10. The theme of an older man's infatuation with a youth appears throughout literature. For example, Sir Thomas Wyatt's "They Flee from Me," Cohen and Melissa in Lawrence Durrell's Alexandria Quartet, Humbert Humbert in Vladimir Nabokov's Lolita, and Gustav von Aschenbach in Thomas Mann's Death in Venice, to name just a few. How is Jules similar to his predecessors in this regard, as a man close to death who grasps at the incarnation of youth and life, and how does he differ?

11. Despite his experiences with the Sei Lob und Preis mit Ehren, Jules calls music "the oxygen that had kept him alive" (392). How can this be true? What does music mean to Jules, and why?

12. The virtues of right-conduct, courage, modesty, self-discipline and self-sacrifice are largely absent from the modern anti-hero, whose job is often to show them as destructive and hypocritical. This book is different. How? Why? And what is your view?

13. In an interview with Open Letters Monthly, Helprin calls Paris in the Present Tense a novel about, among other themes, "dying well." He says, "knowing how to die well makes it possible to live well." What does it mean to you to "die well"? Does Jules "die well"?

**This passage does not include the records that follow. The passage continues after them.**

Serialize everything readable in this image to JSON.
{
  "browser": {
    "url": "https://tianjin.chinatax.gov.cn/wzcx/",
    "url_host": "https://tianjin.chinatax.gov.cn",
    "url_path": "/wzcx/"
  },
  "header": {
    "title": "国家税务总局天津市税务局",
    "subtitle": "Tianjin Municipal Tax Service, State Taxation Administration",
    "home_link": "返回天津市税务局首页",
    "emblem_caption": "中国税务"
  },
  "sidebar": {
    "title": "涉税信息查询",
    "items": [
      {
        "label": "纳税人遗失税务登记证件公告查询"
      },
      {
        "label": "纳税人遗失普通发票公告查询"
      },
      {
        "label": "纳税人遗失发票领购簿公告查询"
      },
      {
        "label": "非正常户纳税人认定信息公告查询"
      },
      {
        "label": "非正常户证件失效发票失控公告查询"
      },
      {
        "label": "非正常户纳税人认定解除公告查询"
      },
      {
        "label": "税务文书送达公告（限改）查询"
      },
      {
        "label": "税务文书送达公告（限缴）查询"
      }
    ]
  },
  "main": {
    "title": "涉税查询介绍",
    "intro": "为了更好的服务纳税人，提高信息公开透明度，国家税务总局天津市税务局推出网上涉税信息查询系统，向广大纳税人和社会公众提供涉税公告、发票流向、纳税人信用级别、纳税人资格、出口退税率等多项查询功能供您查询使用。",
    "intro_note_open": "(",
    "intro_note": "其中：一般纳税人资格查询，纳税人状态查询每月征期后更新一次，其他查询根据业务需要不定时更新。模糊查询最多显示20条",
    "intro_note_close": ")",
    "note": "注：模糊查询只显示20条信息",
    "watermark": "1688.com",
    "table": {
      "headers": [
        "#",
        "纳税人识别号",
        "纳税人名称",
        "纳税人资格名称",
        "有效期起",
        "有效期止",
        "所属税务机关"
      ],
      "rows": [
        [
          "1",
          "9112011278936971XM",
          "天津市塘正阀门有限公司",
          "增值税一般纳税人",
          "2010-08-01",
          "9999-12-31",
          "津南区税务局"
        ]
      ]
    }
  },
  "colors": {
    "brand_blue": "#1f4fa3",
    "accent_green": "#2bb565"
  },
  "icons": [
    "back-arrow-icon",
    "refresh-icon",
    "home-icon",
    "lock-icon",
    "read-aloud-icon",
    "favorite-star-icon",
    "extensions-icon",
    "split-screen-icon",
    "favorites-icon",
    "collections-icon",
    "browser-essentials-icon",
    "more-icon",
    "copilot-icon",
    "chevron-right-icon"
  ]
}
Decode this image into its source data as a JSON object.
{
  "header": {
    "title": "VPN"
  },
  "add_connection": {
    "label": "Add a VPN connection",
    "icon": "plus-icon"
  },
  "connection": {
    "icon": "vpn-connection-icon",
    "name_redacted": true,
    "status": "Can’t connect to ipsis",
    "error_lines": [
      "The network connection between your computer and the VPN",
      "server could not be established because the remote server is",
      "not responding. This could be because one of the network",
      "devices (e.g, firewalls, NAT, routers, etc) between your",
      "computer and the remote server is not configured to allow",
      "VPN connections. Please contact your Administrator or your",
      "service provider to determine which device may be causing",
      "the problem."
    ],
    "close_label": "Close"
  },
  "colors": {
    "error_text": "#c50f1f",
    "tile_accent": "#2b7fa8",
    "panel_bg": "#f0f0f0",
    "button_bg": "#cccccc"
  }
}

14. The author has stated that the more work you put into a book, the more you get out of it. He has also stated that one of his goals is to draw in, entrance, and transport the reader to the point where, like a dream, at times the book seems more real than reality. These statements may seem contradictory, but are they?

15. Would Paris in the Present Tense make a movie you might like to see — visually, emotionally, musically, and in terms of action, suspense, and even humor.